Nigel Foxxe's Inc. - War of the Godz (1988)

By the time Nigel Foxxe's Inc. arrived in the late 80s, the man himself had already been quite busy within the thinly developing Greek speed/thrash scene, performing guitars and vocals on the first two albums by the vicious Flames, Made in Hell ('85) and Merciless Slaughter ('86). These showed tremendous potential, essentially that country's answer to a Bulldozer or Venom, but there was some restlessness within the frontman, and he parted to form his own entity in Thanatos Inc., producing the single album Life Ltd. in 1987. This was not a huge success, and unfortunately due to a conflict with the Dutch Thanatos, Nigel was forced to change the name, which he did to incorporate his own handle.

War of the Godz was the initial result of this new stage in evolution, and here Foxxe would infuse a more brightened luster of speed/power metal into the obvious thrash influences.
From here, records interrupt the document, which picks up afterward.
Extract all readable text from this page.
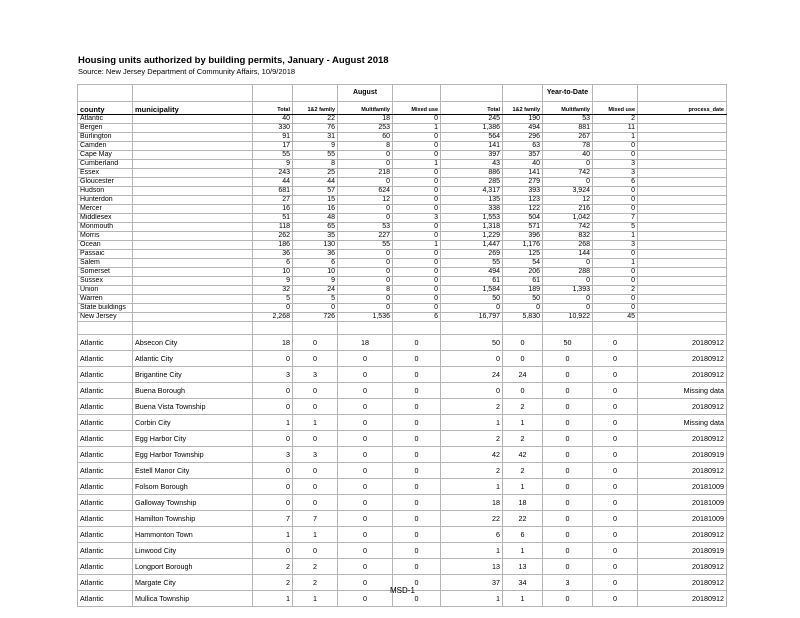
Housing units authorized by building permits, January - August 2018
Source: New Jersey Department of Community Affairs, 10/9/2018
				August				Year-to-Date		
county	municipality	Total	1&2 family	Multifamily	Mixed use	Total	1&2 family	Multifamily	Mixed use	process_date
Atlantic		40	22	18	0	245	190	53	2	
Bergen		330	76	253	1	1,386	494	881	11	
Burlington		91	31	60	0	564	296	267	1	
Camden		17	9	8	0	141	63	78	0	
Cape May		55	55	0	0	397	357	40	0	
Cumberland		9	8	0	1	43	40	0	3	
Essex		243	25	218	0	886	141	742	3	
Gloucester		44	44	0	0	285	279	0	6	
Hudson		681	57	624	0	4,317	393	3,924	0	
Hunterdon		27	15	12	0	135	123	12	0	
Mercer		16	16	0	0	338	122	216	0	
Middlesex		51	48	0	3	1,553	504	1,042	7	
Monmouth		118	65	53	0	1,318	571	742	5	
Morris		262	35	227	0	1,229	396	832	1	
Ocean		186	130	55	1	1,447	1,176	268	3	
Passaic		36	36	0	0	269	125	144	0	
Salem		6	6	0	0	55	54	0	1	
Somerset		10	10	0	0	494	206	288	0	
Sussex		9	9	0	0	61	61	0	0	
Union		32	24	8	0	1,584	189	1,393	2	
Warren		5	5	0	0	50	50	0	0	
State buildings		0	0	0	0	0	0	0	0	
New Jersey		2,268	726	1,536	6	16,797	5,830	10,922	45	

Atlantic	Absecon City	18	0	18	0	50	0	50	0	20180912
Atlantic	Atlantic City	0	0	0	0	0	0	0	0	20180912
Atlantic	Brigantine City	3	3	0	0	24	24	0	0	20180912
Atlantic	Buena Borough	0	0	0	0	0	0	0	0	Missing data
Atlantic	Buena Vista Township	0	0	0	0	2	2	0	0	20180912
Atlantic	Corbin City	1	1	0	0	1	1	0	0	Missing data
Atlantic	Egg Harbor City	0	0	0	0	2	2	0	0	20180912
Atlantic	Egg Harbor Township	3	3	0	0	42	42	0	0	20180919
Atlantic	Estell Manor City	0	0	0	0	2	2	0	0	20180912
Atlantic	Folsom Borough	0	0	0	0	1	1	0	0	20181009
Atlantic	Galloway Township	0	0	0	0	18	18	0	0	20181009
Atlantic	Hamilton Township	7	7	0	0	22	22	0	0	20181009
Atlantic	Hammonton Town	1	1	0	0	6	6	0	0	20180912
Atlantic	Linwood City	0	0	0	0	1	1	0	0	20180919
Atlantic	Longport Borough	2	2	0	0	13	13	0	0	20180912
Atlantic	Margate City	2	2	0	0	37	34	3	0	20180912
Atlantic	Mullica Township	1	1	0	0	1	1	0	0	20180912
MSD-1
Don't be mistaken, this is in part as aggressive as his Flames records, but it manifests this unusual mix of early Slayer, Dark Angel or Venom with the stylings of USPM artists like Agent Steel or Liege Lord. Add in some lovable if cheesy keyboard intros and you've got yourself a rather forgotten 'epic' of Greek speed metal that was sadly another victim of the metallic saturation of the late 80s, through no major fault of its own.

Granted, this is not exactly laden with the most mesmerizing riffs of its time, most fluttering past in a blitz of abandonment, content in their energies alone. Foxxe's vocals run in a mid to high range that almost remind me of some blue collar NWOBHM vocalist trying to keep up with the faster pacing of the thrash/speed epoch, but they're also functional and fluid enough that he could pull them off while sputtering his lead and rhythm guitars. His backing band, 'Wolf' and Johnny were quite tight, in particular Wolf's bass is quite busy throughout the album and only adds to the entertainment value. The production is not a far cry from most of the speed or power metal acts on the Metal Blade roster in the mid-80s, which is to say you'll like it if you were listening to the genres back then. If not, there could be a disconnect.

The record begins with the "War of the Godz" trilogy, each of which opens with some tasty, lush if primitive keyboard melody that erupts into speed metal, like Tangerine Dream opening up for Hobbs' Angel of Death. Of the three, "Avengin' Godz" and "Universe of Fear/Galaxy of Terror" have the most thrust to them, and probably the most power on the entire album, as if they were plucked from Foxxe's earlier albums with Flames but polished to be something less severe. "Treason" is a 9 minute epic with synths and acoustic guitars that explode into more mid paced material that reminds me of Omen or Manilla Road, Nigel putting an edge to his vocals that simply wasn't present for the trilogy.

This might be the centerpiece of the album, but then the trio notches out two more 8 minute pieces in "Condemend" and "Pet" that are both rife with somewhat digestible melodic guitar licks and progressive sequences. There's one more scorcher in "Fear" which bears a likeness to the "War of the Godz" tracks, and a furious bonus track called "Do or Die" included with the cassette, another flurry of California-craving power/speed metal which recounts Agent Steel or maybe Abattoir, though Foxxe's vocals are nowhere up to the task of a John Cyris or Steve Gaines.

War of the Godz is not exactly the bee's knees, but it does gush honey. The album was passable for its day, and presents enough nostalgia and quality for those who pine for better years when rapid fire metal was just coming out of its infant period, and developing through lyrical ideas and across a broader world stage. The performances are solid and the material trumps the band's sole release through the previous incarnation Thanatos Inc., but there are simply too few riffs that pass straight through the memory, even if they're entertaining in the moment. Obscurity pundits who dig the mid 80s production values and blinding speed will almost certainly find something here to relate to, even if there are no grand chorus parts to memorize or top flight riffs to drool over.